Officially, the Commission is taking action against Halpern and her firm for the work they did on Allen’s 2015 and 2016 audits. As early as 2011, when she first signed on as Allen’s auditor, though, Halpern was worried about what she saw. The firm told him “each year” to “get an independent valuation” for his fund, because its sales were fizzling, regulators claim, and each year he refused. Allen said he had his own method, what he called the “Fair Valuation Analysis.” Regulators do not seem impressed by it.

“It lacked an objective basis, ignored material information (including two decades of holdings’ operating history), and was based on unachievable future revenue and corporate growth,” the SEC says in its complaint against Halpern. “Allen’s projected revenue growth routinely doubled or tripled year-over-year.”

The Martin Act

In 2011, Allen projected $26 million in revenues. His fund’s holdings were about $2.3 million, regulators claim. Allen “resisted” Halpern’s and her colleagues’ requests for “more … evidence.” Nonetheless, Halpern accountants signed the audits, regulators claim. Neither Halpern, 68, nor anyone at her firm responded to numerous requests for comment.

New York Attorney General Letitia James sued Allen and his funds in late 2019. She said Allen had “looted” APS to prop up his broker-dealer, NYPPEX. James filed her case under New York’s Martin Act. Passed in 1921, the act gives the Empire State’s attorney broad powers to investigate and prosecute securities fraud.

Allen denies James’s accusations, telling Private Fund CFO  at the time that he was being “greenmailed” by an investor in his funds. He claims his New York prosecution is unlawful because the Martin Act is, or ought to be, preempted by federal securities law. The case remains on appeal.

Allen’s attorney, Massimo D’Angelo, couldn’t be reached for comment before deadline.

Importance of consultants

Gensler himself seems well aware of how important outside consultants are to the new proposed regulatory scheme. In an address to the Healthy Markets Association, he said he expected a lot more from gatekeepers.

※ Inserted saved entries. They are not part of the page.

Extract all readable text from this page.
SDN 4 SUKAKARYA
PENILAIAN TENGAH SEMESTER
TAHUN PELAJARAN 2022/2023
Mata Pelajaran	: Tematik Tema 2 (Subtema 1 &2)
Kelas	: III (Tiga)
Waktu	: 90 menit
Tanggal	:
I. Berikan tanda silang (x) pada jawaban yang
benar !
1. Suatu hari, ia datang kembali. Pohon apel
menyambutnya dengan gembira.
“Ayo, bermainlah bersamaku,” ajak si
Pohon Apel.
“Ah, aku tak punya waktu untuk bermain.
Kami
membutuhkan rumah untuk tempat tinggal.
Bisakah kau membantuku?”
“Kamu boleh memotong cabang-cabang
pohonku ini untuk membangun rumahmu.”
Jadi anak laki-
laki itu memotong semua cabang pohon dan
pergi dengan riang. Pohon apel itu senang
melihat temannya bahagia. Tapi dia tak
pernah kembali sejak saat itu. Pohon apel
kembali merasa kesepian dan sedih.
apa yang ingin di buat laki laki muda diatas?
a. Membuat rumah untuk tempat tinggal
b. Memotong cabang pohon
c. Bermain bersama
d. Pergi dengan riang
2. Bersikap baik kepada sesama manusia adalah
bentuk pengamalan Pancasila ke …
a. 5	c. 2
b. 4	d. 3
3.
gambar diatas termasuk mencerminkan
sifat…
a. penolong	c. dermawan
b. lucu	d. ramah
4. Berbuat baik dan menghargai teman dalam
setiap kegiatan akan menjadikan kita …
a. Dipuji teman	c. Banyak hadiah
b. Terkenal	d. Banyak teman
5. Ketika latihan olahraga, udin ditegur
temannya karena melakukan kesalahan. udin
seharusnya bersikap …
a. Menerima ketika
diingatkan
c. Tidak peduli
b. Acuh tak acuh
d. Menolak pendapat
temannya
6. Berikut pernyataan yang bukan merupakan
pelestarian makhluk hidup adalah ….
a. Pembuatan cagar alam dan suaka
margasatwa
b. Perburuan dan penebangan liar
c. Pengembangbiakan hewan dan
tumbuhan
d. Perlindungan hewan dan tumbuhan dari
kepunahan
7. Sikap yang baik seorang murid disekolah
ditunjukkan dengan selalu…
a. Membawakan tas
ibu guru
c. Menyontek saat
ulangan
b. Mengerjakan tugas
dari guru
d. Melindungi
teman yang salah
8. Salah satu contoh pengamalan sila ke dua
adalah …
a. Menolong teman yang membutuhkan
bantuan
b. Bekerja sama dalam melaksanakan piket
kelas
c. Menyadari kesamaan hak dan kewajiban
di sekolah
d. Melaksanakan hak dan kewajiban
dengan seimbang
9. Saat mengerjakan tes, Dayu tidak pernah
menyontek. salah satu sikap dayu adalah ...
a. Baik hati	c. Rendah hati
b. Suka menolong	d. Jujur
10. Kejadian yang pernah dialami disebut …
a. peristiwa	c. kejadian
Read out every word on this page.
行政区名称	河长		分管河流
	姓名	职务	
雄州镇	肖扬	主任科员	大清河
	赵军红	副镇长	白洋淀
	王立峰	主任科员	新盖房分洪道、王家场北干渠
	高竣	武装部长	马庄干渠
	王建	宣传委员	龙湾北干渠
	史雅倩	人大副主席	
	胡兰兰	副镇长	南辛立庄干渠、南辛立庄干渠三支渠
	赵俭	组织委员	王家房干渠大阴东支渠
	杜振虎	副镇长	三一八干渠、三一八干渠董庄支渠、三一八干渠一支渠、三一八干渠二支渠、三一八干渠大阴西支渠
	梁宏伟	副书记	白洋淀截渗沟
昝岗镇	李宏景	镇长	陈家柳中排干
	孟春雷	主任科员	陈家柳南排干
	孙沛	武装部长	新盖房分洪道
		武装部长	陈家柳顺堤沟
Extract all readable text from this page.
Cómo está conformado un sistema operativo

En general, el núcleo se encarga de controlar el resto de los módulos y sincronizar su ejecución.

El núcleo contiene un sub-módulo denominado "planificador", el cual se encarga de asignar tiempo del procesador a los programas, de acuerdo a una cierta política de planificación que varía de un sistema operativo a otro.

“The third parties involved in the sale of the securities — such as auditors, brokers, and underwriters,” Gensler said, “should have to stand behind and be responsible for basic aspects of their work.”

Published reports on March 15 claimed that the Commission had opened a wide-ranging investigation into the nation’s four largest accounting firms. Regulators want to know if the firms were keeping audit practices far enough away from their much-more-lucrative consulting practices, the reports claimed.

Comments are already pouring in on Gensler’s audit proposal. Private fund advisers and their advocates are nearly unanimous in their condemnations.

Allen himself has commented on the SEC’s proposal. He signed a February 25 letter on NYPEXX stationary stating that, “In general, we agree with the proposed new rule that advisors to private funds… have a fiduciary and conflict of interest duty to follow both state securities regulations and federal securities regulations, provided however that a state’s securities regulation does not conflict with the federal securities regulation.”